Tese 10. A palavra de ordem da interdisciplinaridade é uma palavra de ordem que exprime hoje na maioria dos casos uma proposição ideológica.
Tese 11. A filosofia não é nem uma disciplina interdisciplinar nem a teoria da interdisciplinaridade.
Tese 12. A filosofia enuncia teses que dizem respeito efectivamente à maior parte dos pontos sensíveis dos problemas ditos de "totalidade". Mas como a filosofia não é ciência do todo, não dá solução a estes problemas. Ela intervém doutra maneira: enunciando teses que contribuem para desimpedir a via para a justa posição destes problemas. (Althusser explicita a noção de totalidade no seu texto A Transformação da Filosofia, onde afirma que a filosofia tem um exterior.)
Tese 13. A filosofia enuncia teses que reúnem e produzem não conceitos científicos mas categorias filosóficas.
Tese 14. O conjunto das teses e das categorias filosóficas que aquelas produzem podem ser reunidas sob e funcionar como um método filosófico.
Tese 15. O método filosófico é, pela sua modalidade e funcionamento, diferente dum método científico.
Tese 16. A filosofia não responde às questões da "origem" e dos "fins últimos", porque a filosofia não é nem a religião nem a moral.

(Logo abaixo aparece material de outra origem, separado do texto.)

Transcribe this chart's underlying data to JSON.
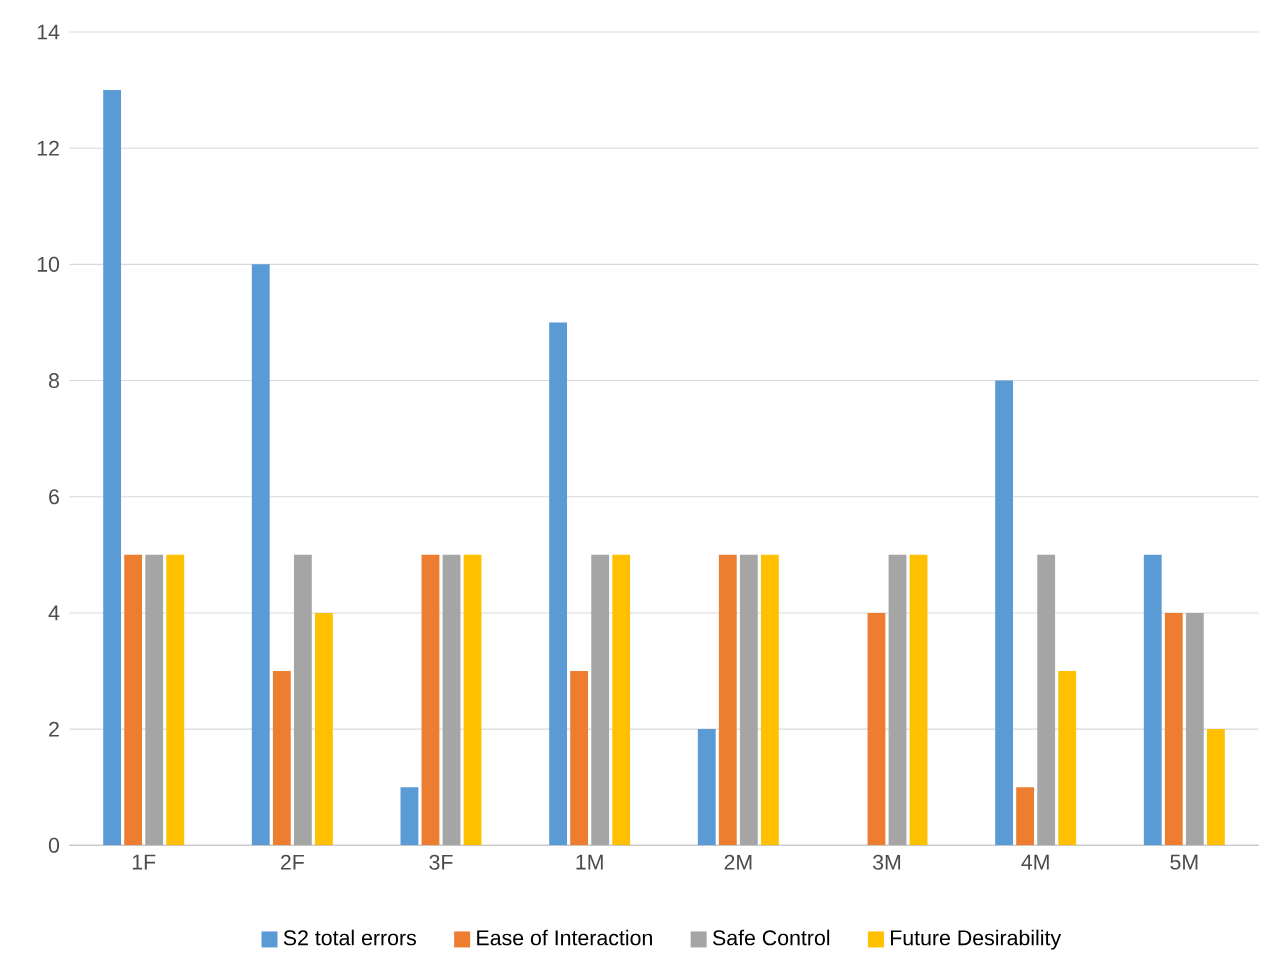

Tese 17. A questão da "origem" e dos "fins últimos" é uma proposição ideológica.
Tese 18. As questões da "origem" e dos "fins últimos" são proposições ideológicas extraídas da ideologia religiosa e moral que são ideologias práticas.
Tese 19. As ideologias práticas são formações complexas de montagens de noções-representações-imagens nos comportamentos-condutas-atitudes-gestos. O conjunto funciona como normas práticas que governam a atitude e a tomada de posição concreta dos homens em relação a objectos reais e problemas reais da sua existência social e individual, e da sua história.
Tese 20. A filosofia tem por função traçar uma linha de demarcação entre o ideológico das ideologias, por um lado, e o científico das ciências, por outro. (A filosofia é, acima de tudo, uma prática, uma actividade.)
Tese 21. A ideologia científica (ou dos cientistas) forma corpo com a prática científica: é a ideologia "espontânea" da prática científica.
Tese 22. Todas as linhas de demarcação que traça a filosofia reconduzem-se a modalidades duma linha fundamental: entre o científico e o ideológico.
Tese 23. A distinção entre o científico e o ideológico é interior à filosofia. É o resultado da intervenção filosófica. A filosofia faz corpo com o seu resultado, que constitui o efeito-filosofia. O efeito-filosofia é diferente do efeito do conhecimento (produzido pelas ciências).
Tese 24. A relação da filosofia com as ciências constitui a determinação específica da filosofia. (Apesar de nomear Gramsci e Lenine, Althusser deixa de lado uma outra determinação fundamental: a relação da filosofia com a política ou mesmo com a arte.)
Tese 25. Na sua prática científica, os especialistas das diferentes disciplinas reconhecem "espontaneamente" a existência da filosofia e a relação privilegiada da filosofia com as ciências. Este reconhecimento é geralmente inconsciente: pode tornar-se, em certas circunstâncias, parcialmente consciente. Mas permanece envolvido então nas formas próprias do reconhecimento inconsciente: estas formas constituem a "filosofia espontânea dos cientistas" (FEC).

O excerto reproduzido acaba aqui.